Bellow is an example for 10K numpy array:

import numpy as np
from numba import jit
from timeit import timeit
import bisect
   
# bisect.bisect
def bisect_(nums,x):
    pos = bisect.bisect_left(nums, x)
    try: 
        if nums[pos] == x:
            return pos
        else:  # e.g., bisect_([1,3,4],2)
            return -1
    except:  # e.g. bisect_([1,3,4],5) 
        return -1


# python loop
def find_first(vec, item):
    for i, v in enumerate(vec):
        if item == v:
            return i
    return -1

# tal's answer at https://stackguides.com/questions/7632963/numpy-find-first-index-of-value-fast
@jit(nopython=True)
def find_firstj(vec, item):
    """return the index of the first occurence of item in vec"""
    for i, v in enumerate(vec):
        if item == v:
            return i
    return -1

# User_Targaryen's answer above
def binary_search(nums,low,high,x):
  while low<=high:
    mid = (low+high)//2
    if nums[mid]==x:
      return mid+1
    elif nums[mid]>x:
      high = mid-1
    else:
      low = mid+1
  return -1

def find_index(nums,x):
  i = 1
  l = len(nums)
  while i<l:
    if nums[i-1]==x:
      return i
    elif 2*i<l and nums[2*i-1]>x:
      return binary_search(nums,i-1,2*i-1,x)
    i = 2*i
  return binary_search(nums,i//2,l-1,x)

# numpy searchsort
def searchsort(u, x):
    pos=np.searchsorted(u, x)
    try: 
        if u[pos] == x:
            return pos
        else:  # e.g., bisect_([1,3,4],2)
            return -1
    except:  # e.g. bisect_([1,3,4],5)
        return -1

SIZE = 10000
u = np.arange(SIZE)

# at the beginning
print('---- at the beginning ----')
x = 40

print('bisect.bisect', timeit(lambda: bisect_(u, x), number=100)*10, 's')
print('find_first', timeit(lambda: find_first(u,x), number=100)*10, 's')
print('find_firstj', timeit(lambda: find_firstj(u,x), number=100)*10, 's')
print('find_index', timeit(lambda: find_index(u, x), number=100)*10, 's')
print('searchsort', timeit(lambda: searchsort(u, x), number=100)*10, 's')

# in the middle
print('---- in the middle ----')
x = 5040

print('bisect.bisect', timeit(lambda: bisect.bisect(u, x), number=100)*10, 's')
print('find_first', timeit(lambda: find_first(u,x), number=100)*10, 's')
print('find_firstj', timeit(lambda: find_firstj(u,x), number=100)*10, 's')
print('find_index', timeit(lambda: find_index(u, x), number=100)*10, 's')
print('searchsort', timeit(lambda: searchsort(u, x), number=100)*10, 's')

# in the end
print('---- at the end ----')


 x = 9940
    
    print('bisect.bisect', timeit(lambda: bisect.bisect(u, x), number=100)*10, 's')
    print('find_first', timeit(lambda: find_first(u,x), number=100)*10, 's')
    print('find_firstj', timeit(lambda: find_firstj(u,x), number=100)*10, 's')
    print('find_index', timeit(lambda: find_index(u, x), number=100)*10, 's')
    print('searchsort', timeit(lambda: searchsort(u, x), number=100)*10, 's')

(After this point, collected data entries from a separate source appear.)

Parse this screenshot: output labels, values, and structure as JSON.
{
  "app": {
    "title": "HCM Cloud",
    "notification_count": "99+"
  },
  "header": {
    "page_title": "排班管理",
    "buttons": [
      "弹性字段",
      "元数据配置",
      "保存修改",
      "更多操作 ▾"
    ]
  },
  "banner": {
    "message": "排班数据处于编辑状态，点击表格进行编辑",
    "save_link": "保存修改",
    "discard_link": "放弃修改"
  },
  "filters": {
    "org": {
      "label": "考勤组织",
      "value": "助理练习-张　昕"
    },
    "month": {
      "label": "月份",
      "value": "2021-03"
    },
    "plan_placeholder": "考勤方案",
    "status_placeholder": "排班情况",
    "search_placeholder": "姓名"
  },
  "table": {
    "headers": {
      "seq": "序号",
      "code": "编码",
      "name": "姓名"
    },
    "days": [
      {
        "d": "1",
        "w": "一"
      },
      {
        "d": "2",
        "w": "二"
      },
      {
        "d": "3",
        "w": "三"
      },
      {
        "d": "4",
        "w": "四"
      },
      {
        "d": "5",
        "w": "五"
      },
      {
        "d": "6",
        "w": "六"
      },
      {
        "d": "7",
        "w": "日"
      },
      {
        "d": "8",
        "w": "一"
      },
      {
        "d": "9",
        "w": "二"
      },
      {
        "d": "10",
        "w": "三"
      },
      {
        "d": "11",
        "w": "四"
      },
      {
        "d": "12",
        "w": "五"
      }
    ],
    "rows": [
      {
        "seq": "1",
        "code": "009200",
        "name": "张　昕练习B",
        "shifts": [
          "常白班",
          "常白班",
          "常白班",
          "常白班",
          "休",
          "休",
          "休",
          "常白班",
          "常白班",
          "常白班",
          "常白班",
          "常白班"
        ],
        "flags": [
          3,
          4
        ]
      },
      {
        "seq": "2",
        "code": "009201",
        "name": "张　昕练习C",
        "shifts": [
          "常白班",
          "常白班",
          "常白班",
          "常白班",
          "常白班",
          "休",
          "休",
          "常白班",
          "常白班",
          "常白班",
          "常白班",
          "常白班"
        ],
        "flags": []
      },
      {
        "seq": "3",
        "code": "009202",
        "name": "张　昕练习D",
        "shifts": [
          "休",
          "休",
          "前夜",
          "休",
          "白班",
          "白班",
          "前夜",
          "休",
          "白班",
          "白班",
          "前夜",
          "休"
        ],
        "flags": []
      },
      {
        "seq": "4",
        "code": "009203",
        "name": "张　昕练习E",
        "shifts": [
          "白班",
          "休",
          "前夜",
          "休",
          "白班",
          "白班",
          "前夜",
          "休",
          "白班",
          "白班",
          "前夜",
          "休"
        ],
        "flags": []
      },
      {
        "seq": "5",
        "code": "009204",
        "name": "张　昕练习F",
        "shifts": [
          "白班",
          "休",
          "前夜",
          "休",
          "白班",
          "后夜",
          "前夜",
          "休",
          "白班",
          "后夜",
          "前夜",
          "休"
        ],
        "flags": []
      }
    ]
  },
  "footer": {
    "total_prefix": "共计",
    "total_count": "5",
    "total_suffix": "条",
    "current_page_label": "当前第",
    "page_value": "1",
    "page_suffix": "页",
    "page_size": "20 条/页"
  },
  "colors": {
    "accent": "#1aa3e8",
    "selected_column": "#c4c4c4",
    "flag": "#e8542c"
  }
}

For 10K numpy array the result is:

    ---- at the beginning ----
bisect.bisect 0.009455299004912376 s
find_first 0.01455735880881548 s
find_firstj 0.023144721053540707 s
find_index 0.010857589077204466 s
searchsort 0.005023379344493151 s
---- in the middle ----
bisect.bisect 0.002835090272128582 s
find_first 1.3125479291193187 s
find_firstj 0.003973201382905245 s
find_index 0.01642579911276698 s
searchsort 0.007164010312408209 s
---- at the end ----
bisect.bisect 0.0030333898030221462 s
find_first 3.0728489509783685 s
find_firstj 0.006884939502924681 s
find_index 0.01768168993294239 s
searchsort 0.007541531231254339 s

For 1.5M array (x = 40/750040/1499400) the result is:

---- at the beginning ----
bisect.bisect 0.004126268904656172 s
find_first 0.009320289827883244 s
find_firstj 0.0005324906669557095 s
find_index 0.006837178952991962 s
searchsort 0.004959029611200094 s
---- in the middle ----
bisect.bisect 0.003964949864894152 s
find_first 166.71787671046332 s
find_firstj 0.5532677914015949 s
find_index 0.024038420524448156 s
searchsort 0.004650468472391367 s
---- at the end ----
bisect.bisect 0.0036938488483428955 s
find_first 329.8780040605925 s
find_firstj 1.570841120555997 s
find_index 0.026646379847079515 s
searchsort 0.00493861036375165 s

Please, copypaste to check for other sizes and options.